Un appuntamento a carattere regionale che ha visto riuniti intorno a un tavolo esperti delle discipline mediche, infermieristiche, riabilitative, sociali e del terzo settore di tutta l‘Umbria per parlare di un futuro di diritti esigibili e di inclusione.
Il convegno si è aperto con i saluti di Paola Fioroni, vice presidente dell’Assemblea Legislativa della Regione Umbria e presidente dell’Osservatorio regionale sulla condizione delle persone con disabilità, che, rivolgendosi alla giovane platea presente, ha ricordato come la centralità dei servizi alla persona sia il fulcro dell’attività sanitaria.
Il garante regionale dei diritti delle persone con disabilità, Massimo Rolla, ha sottolineato come la 227 del 2021, la legge delega sulla disabilità, dia il quadro della situazione attuale.
“Perché – ha detto Rolla – sono cambiate tante cose nel corso del tempo ed è fondamentale che gli operatori debbano conoscere i diritti delle persone con disabilità”.
Edi Cicchi, assessore alle politiche sociali del Comune di Perugia, ha affermato che: “molto spesso abbiamo pensato ai servizi in funzione dei servizi stessi mentre è fondamentale che, nell’individuare i percorsi, si parli con le persone per ascoltare le istanze che vengono dal territorio”.
Parlando di dati, è stato presentato il ‘Rapporto indagine conoscitiva su persona con disabilità e assistenza territoriale’, elaborato da Patrizia Ferroni e Maria Cristina Pagliacci de La Pietra Scartata Aps intervistando i soci dell’associazione e di altre realtà del terzo settore, presenti su tutto il territorio regionale e di cui il 91% ha un’invalidità del 100%.

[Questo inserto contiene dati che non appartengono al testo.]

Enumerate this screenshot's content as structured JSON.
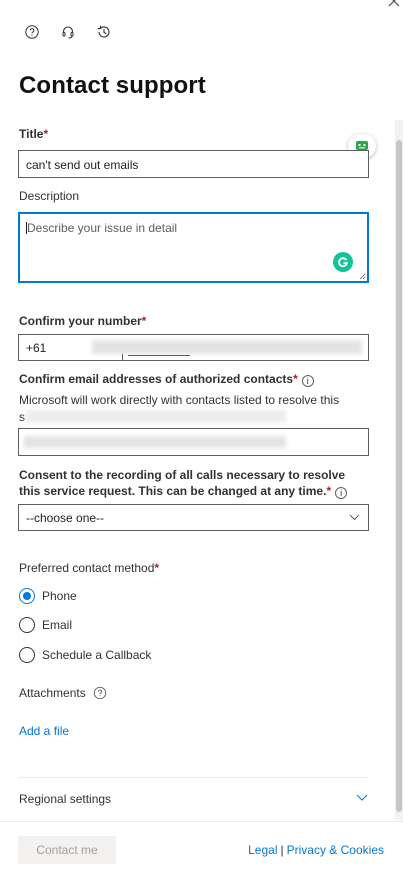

Dall’indagine è emerso che il 47,6% usufruisce dei servizi di assistenza territoriale saltuariamente, il 16,7% mensilmente, l’11,9% più volte al mese e il 23,8% più volte alla settimana.
Secondo gli intervistati i tempi burocratici e di attivazione dei servizi sono stati nel 43,2% sufficienti mentre nel 40,9% insufficienti, per l’11,4% discreti e solo per il 4,5% buoni.
Tra tutti i dati emerge soprattutto la difficoltà di avere trattamenti fisioterapici pubblici.
Il 47,2% degli intervistati, infatti, ha dichiarato di usufruire di assistenza riabilitativa grazie ad un fisioterapista privato che va a domicilio, il 38,9% si rivolge ai centri privati non convenzionati al SSN, il 27,8% si avvale degli ambulatori dei centri riabilitativi della rete territoriale e il 13,9% di quelli riabilitativi del distretto sanitario di appartenenza (Centri di salute).